Sa figure s’était éclairée, ses yeux brillaient, et Nointel, très frappé de ce changement subit, lui dit:

– Tu as, sans doute, à me donner de bonnes raisons à l’appui de ton opinion. Je serai ravi de les entendre et de m’y rallier, si elles me paraissent concluantes.

– Viens dans mon cabinet de toilette, reprit brusquement Darcy. François nous y servira le café. Il faut que je m’habille pour sortir.

Nointel, qui avait fini de déjeuner tout en causant, suivit son ami.

– Pauvre garçon, pensait-il, je crois qu’il est bien empêché de m’expliquer la conduite de son adorée. Si ma logique le guérit d’une passion insensée, je ne regretterai pas de l’avoir blessé.

Dès qu’ils eurent passé la porte du cabinet, Darcy se campa en face du capitaine et lui dit:

– Tu as oublié que mademoiselle Lestérel a une sœur.

– Pas du tout. Je me rappelle fort bien que tu m’as raconté ta visite, rue Caumartin, l’arrivée du mari et la scène qui s’en est suivie. Tu n’as omis dans ton récit qu’une seule chose. Tu ne m’as pas dit le nom de ce furieux baleinier qui voulait tuer sa femme.

– Il s’appelle Crozon…

– Crozon… un capitaine au long cours… je le connais.

– Comment! tu connais le beau-frère de mademoiselle Lestérel?

– Parfaitement. Cela t’étonne, et en vérité il y a de quoi. Je vais t’expliquer en deux mots ce mystère. En sortant de Saint-Cyr, il y a du temps de cela, je fus expédié au Mexique en qualité de sous-lieutenant de chasseurs à cheval. On me casa, moi, mes hommes et mes bêtes, sur un bâtiment du commerce qui était bien le plus mauvais sabot de la marine française. Cette patache avait pour second un certain Crozon, qui doit être ton homme. J’ai su depuis qu’il est devenu capitaine, qu’il s’est marié et qu’il commande un navire baleinier pour un armateur du Havre. Continue.

 

– Mademoiselle Lestérel a une sœur, te disais-je. Cette sœur a trompé son mari. Je n’en doutais presque pas après la scène à laquelle j’ai assisté. Maintenant, je n’en doute plus du tout. Pourquoi ne l’aurait-elle pas trompé avec Golymine?

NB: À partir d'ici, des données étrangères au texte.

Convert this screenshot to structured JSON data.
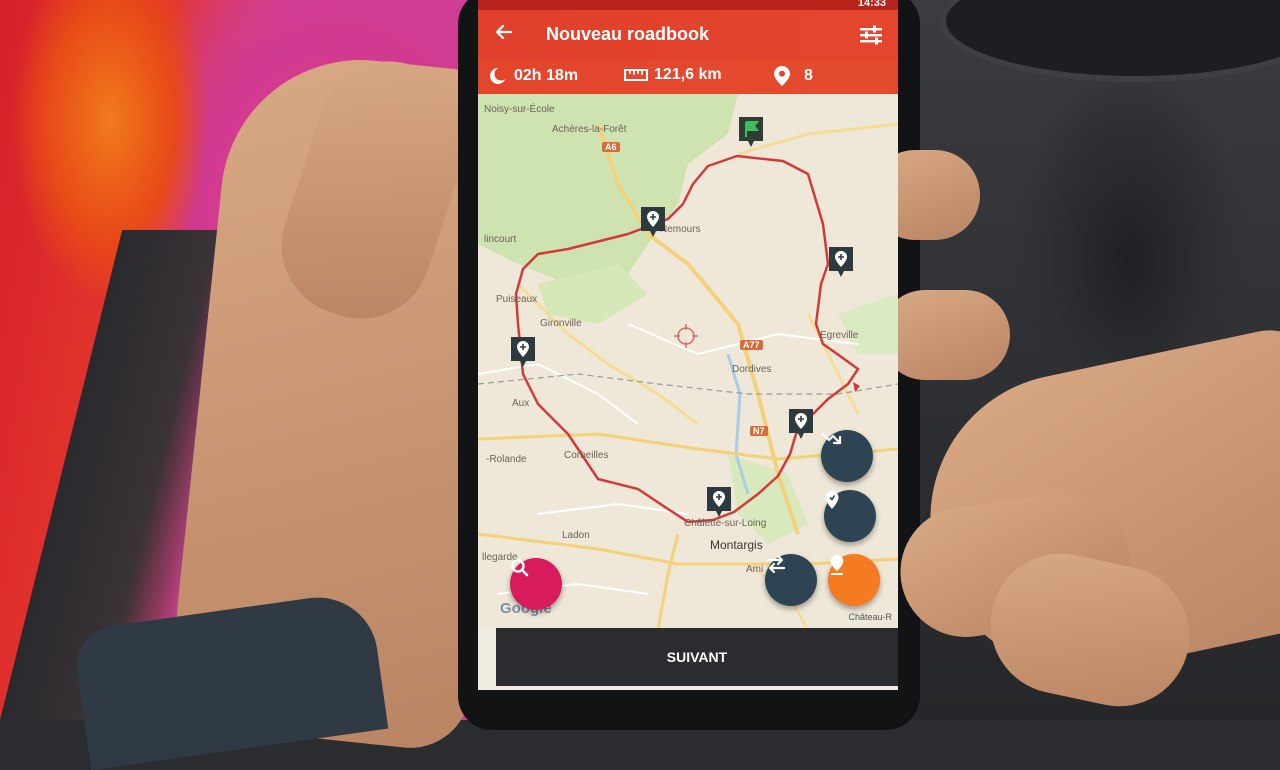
{
  "status_bar": {
    "time": "14:33"
  },
  "app_bar": {
    "title": "Nouveau roadbook"
  },
  "stats": {
    "duration": "02h 18m",
    "distance": "121,6 km",
    "waypoints": "8"
  },
  "map": {
    "labels": {
      "noisy": "Noisy-sur-École",
      "acheres": "Achères-la-Forêt",
      "nemours": "Nemours",
      "puiseaux": "Puiseaux",
      "gironville": "Gironville",
      "egreville": "Egreville",
      "dordives": "Dordives",
      "aux": "Aux",
      "rolande": "-Rolande",
      "corbeilles": "Corbeilles",
      "chatillon": "Châlette-sur-Loing",
      "montargis": "Montargis",
      "ladon": "Ladon",
      "bellegarde": "llegarde",
      "amilly": "Ami",
      "malesherbes": "lincourt",
      "chateau": "Château-R"
    },
    "shields": {
      "a6": "A6",
      "a77": "A77",
      "n7": "N7"
    },
    "attribution": "Google"
  },
  "fabs": {
    "route_icon": "route-arrow-icon",
    "waypoint_icon": "map-marker-icon",
    "swap_icon": "swap-arrows-icon",
    "add_pin_icon": "add-pin-icon",
    "search_icon": "search-icon"
  },
  "bottom_bar": {
    "next_label": "SUIVANT"
  },
  "colors": {
    "primary": "#e0402c",
    "route": "#d23a3a",
    "fab_dark": "#2f4452",
    "fab_orange": "#f47b1f",
    "fab_magenta": "#d81b5c",
    "bottom_bar": "#2a2c30"
  }
}
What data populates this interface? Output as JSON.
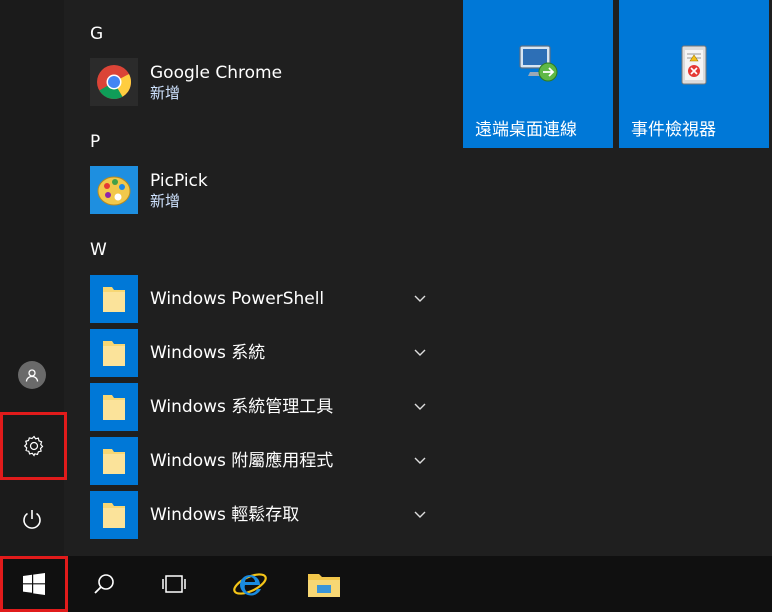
{
  "app_list": {
    "sections": [
      {
        "letter": "G",
        "apps": [
          {
            "name": "Google Chrome",
            "sub": "新增",
            "icon": "chrome-icon"
          }
        ]
      },
      {
        "letter": "P",
        "apps": [
          {
            "name": "PicPick",
            "sub": "新增",
            "icon": "picpick-icon"
          }
        ]
      },
      {
        "letter": "W",
        "apps": [
          {
            "name": "Windows PowerShell",
            "icon": "folder-icon",
            "expandable": true
          },
          {
            "name": "Windows 系統",
            "icon": "folder-icon",
            "expandable": true
          },
          {
            "name": "Windows 系統管理工具",
            "icon": "folder-icon",
            "expandable": true
          },
          {
            "name": "Windows 附屬應用程式",
            "icon": "folder-icon",
            "expandable": true
          },
          {
            "name": "Windows 輕鬆存取",
            "icon": "folder-icon",
            "expandable": true
          }
        ]
      }
    ]
  },
  "tiles": [
    {
      "label": "遠端桌面連線",
      "icon": "remote-desktop-icon"
    },
    {
      "label": "事件檢視器",
      "icon": "event-viewer-icon"
    }
  ],
  "rail": [
    {
      "name": "user-account",
      "icon": "user-icon"
    },
    {
      "name": "settings",
      "icon": "gear-icon",
      "highlighted": true
    },
    {
      "name": "power",
      "icon": "power-icon"
    }
  ],
  "taskbar": [
    {
      "name": "start",
      "icon": "windows-logo-icon",
      "highlighted": true
    },
    {
      "name": "search",
      "icon": "search-icon"
    },
    {
      "name": "task-view",
      "icon": "task-view-icon"
    },
    {
      "name": "internet-explorer",
      "icon": "ie-icon"
    },
    {
      "name": "file-explorer",
      "icon": "folder-icon"
    }
  ],
  "colors": {
    "tile_blue": "#0078d7",
    "highlight_red": "#e11b1b",
    "menu_bg": "#1f1f1f",
    "taskbar_bg": "#101010"
  }
}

– Je vois où tu veux en venir. Alors, tu supposes que les lettres possédées par Julia étaient de madame Crozon. C’est possible, et cela changerait fort la thèse. Mais permets-moi de te dire que c’est peu vraisemblable.

– Où sont les invraisemblances?

– Il y en a trois ou quatre. D’abord, où diable veux-tu que ce Golymine ait rencontré et séduit une petite bourgeoise comme madame Crozon? Les bourgeoises, ce n’était pas sa partie. Et à moins que celle-là ne fût extraordinairement belle…

– Elle ne l’est plus, mais elle a dû l’être. Elle ressemble trait pour trait à sa jeune sœur.

– Qui est charmante, je le sais. Reste à expliquer comment cette liaison a pu se former. Golymine menait une vie enragée, et cette jeune femme n’allait guère, je suppose, dans les endroits qu’il fréquentait. D’un autre côté, qui l’aurait présenté à elle? Pas mademoiselle Berthe assurément.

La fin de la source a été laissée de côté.